The mid-19th Century marks a “Golden Age” in the American whaling industry. Hundreds of ships roamed the seas, searching farther and farther for their valuable prey. Ironically, the “Golden Age” ended a decline. (See the chart at the end of this blog post.)
Today, we’ll explore some aspects of the high point in this maritime trade and the circumstances that started to curtail the hunt for whales.
By The Numbers
By the mid-19th Century, the United States owned about half the whaling ships in the world. There were twenty major whaling ports in the country, including a west coast harbor: San Francisco.
According to research and documentation from the New Bedford Whaling Museum, New Bedford alone had a fleet of three hundred twenty-nine ships in 1857. The vessels were worth over twelve million dollars. Ten thousand men found employment on the whaling ships, just from that harbor city.
The American whaling fleet may have dominated and impressed with sheer numbers, but the profitability of the industry started to change during this mid-century “golden age.” The world and markets were always changing which meant supply and demand was also changing.
Supply & Demand
We’re actually going to tackle this topic backwards: demand and supply.
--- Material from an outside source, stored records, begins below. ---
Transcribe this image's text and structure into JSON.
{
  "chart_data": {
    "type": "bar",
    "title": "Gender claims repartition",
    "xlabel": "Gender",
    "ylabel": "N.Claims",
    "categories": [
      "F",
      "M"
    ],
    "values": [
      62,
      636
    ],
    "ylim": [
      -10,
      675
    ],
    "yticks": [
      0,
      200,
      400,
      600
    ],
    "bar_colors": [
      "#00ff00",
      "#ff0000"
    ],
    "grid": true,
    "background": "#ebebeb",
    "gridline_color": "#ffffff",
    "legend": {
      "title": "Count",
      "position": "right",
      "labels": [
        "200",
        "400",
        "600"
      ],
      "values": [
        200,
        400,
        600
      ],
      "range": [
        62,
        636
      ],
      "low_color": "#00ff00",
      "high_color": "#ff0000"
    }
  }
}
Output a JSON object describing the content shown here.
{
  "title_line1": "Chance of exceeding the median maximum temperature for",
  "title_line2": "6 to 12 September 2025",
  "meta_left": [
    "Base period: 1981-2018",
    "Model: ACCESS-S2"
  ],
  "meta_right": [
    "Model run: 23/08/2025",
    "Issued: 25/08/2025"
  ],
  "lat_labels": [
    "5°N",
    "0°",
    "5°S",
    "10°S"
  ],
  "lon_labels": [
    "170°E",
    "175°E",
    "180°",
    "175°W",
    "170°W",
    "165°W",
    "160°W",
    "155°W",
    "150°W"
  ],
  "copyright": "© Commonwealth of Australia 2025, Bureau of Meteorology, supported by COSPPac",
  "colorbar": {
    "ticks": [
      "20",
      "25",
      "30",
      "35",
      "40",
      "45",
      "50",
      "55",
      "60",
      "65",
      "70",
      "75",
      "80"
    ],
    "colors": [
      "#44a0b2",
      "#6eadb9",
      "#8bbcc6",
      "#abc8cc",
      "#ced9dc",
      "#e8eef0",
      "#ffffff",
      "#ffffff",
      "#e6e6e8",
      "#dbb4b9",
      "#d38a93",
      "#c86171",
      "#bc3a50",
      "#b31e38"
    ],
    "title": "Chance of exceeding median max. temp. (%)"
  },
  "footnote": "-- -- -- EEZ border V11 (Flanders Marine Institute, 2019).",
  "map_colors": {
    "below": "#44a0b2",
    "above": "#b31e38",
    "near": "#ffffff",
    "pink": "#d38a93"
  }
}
The demand for whale oil started decreasing during the large fleet era. Why? Petroleum. Discovered in Pennsylvania in 1859, this oil from the ground was more efficient and cost effective for the consumer than whale oil. It could be made into fuel for lamps. However, don’t imagine that the demand for whale oil ceased with the discovery of petroleum; it didn’t. Whale oil was still desired into the 20th Century for lubricant, food industry, and technological work. The discovery of petroleum simple changed the market by adding a competitor for the lighting fuel.
Supply. Whales. Huge numbers of whales killed during the Colonial Era, Early American Period, and the “Golden Age” impacted the whale population around the globe. By the “Golden Age,” most of the normal migratory paths, breeding grounds, and feeding regions had been overhunted. Ships ventured farther and farther and hunted new species in the Arctic Seas. The largest, most valuable whales for oil were harder and harder to find. Some researchers have suggested that there may not have been the shortage of whales that the whalers perceived. There may have been many whales surviving; they just weren’t in the traditional hunting “grounds.” Since the whales were harder to find, the investors and whalers supposed there just weren’t many left, and this impacted their perception of supply.
The Civil War
The American Civil War also impacted the whaling industry. The Confederate navy didn’t have much to boast about, but they sent raiding vessels to sea. What better target to try to hurt the northern economy than a whaling ship? Whale ships became prizes for the Confederate captains. In fact, in 1865, a Confederate ship called the CSS Shenandoah made it to the Alaskan waters. It decimated the U.S. Arctic whaling fleet.
The ship owners had insurance on their ships. There was still a market for whale oil and whale bone. The industry probably could’ve recovered economically after the Civil War, but the conflict did signal a decline in the trade and business interest in that maritime pursuit.
Interestingly, the demand for whale bone remanded high throughout the later half of the 19th Century, giving the ship owners and whalers in the industry a good market and reason to continue the hunt. Women’s corsets were stiffened with whale bone and the tight, smooth fitting bodices of the ladies’ dresses typically used whale bone to achieve the fashionable look. (And don’t forget their were other uses for whale bone too.)
So…while there was some decline and competition in the need for whale oil, baleen was still a saleable, profitable item. Conveniently, the whales in the colder water hunting grounds were usually baleen whales.
It’s pretty hard to point to one cause as the deciding factor in the decline of American whaling and the closure of the “Golden Age.” Petroleum, loss of whales in the traditional hunting grounds, aspects of the Civil War, and other factors impacted the industry and transformed it. However, the end of the mid-century “Golden Age” wasn’t the end of American whaling. The need for whale bone and whale oil continued, leaving the seas as a profitable “field” for maritime business venturers, captains, and crews into the early 20th Century when the Americans were eventually pushed out the field by the new technology and whaling insight from other nations.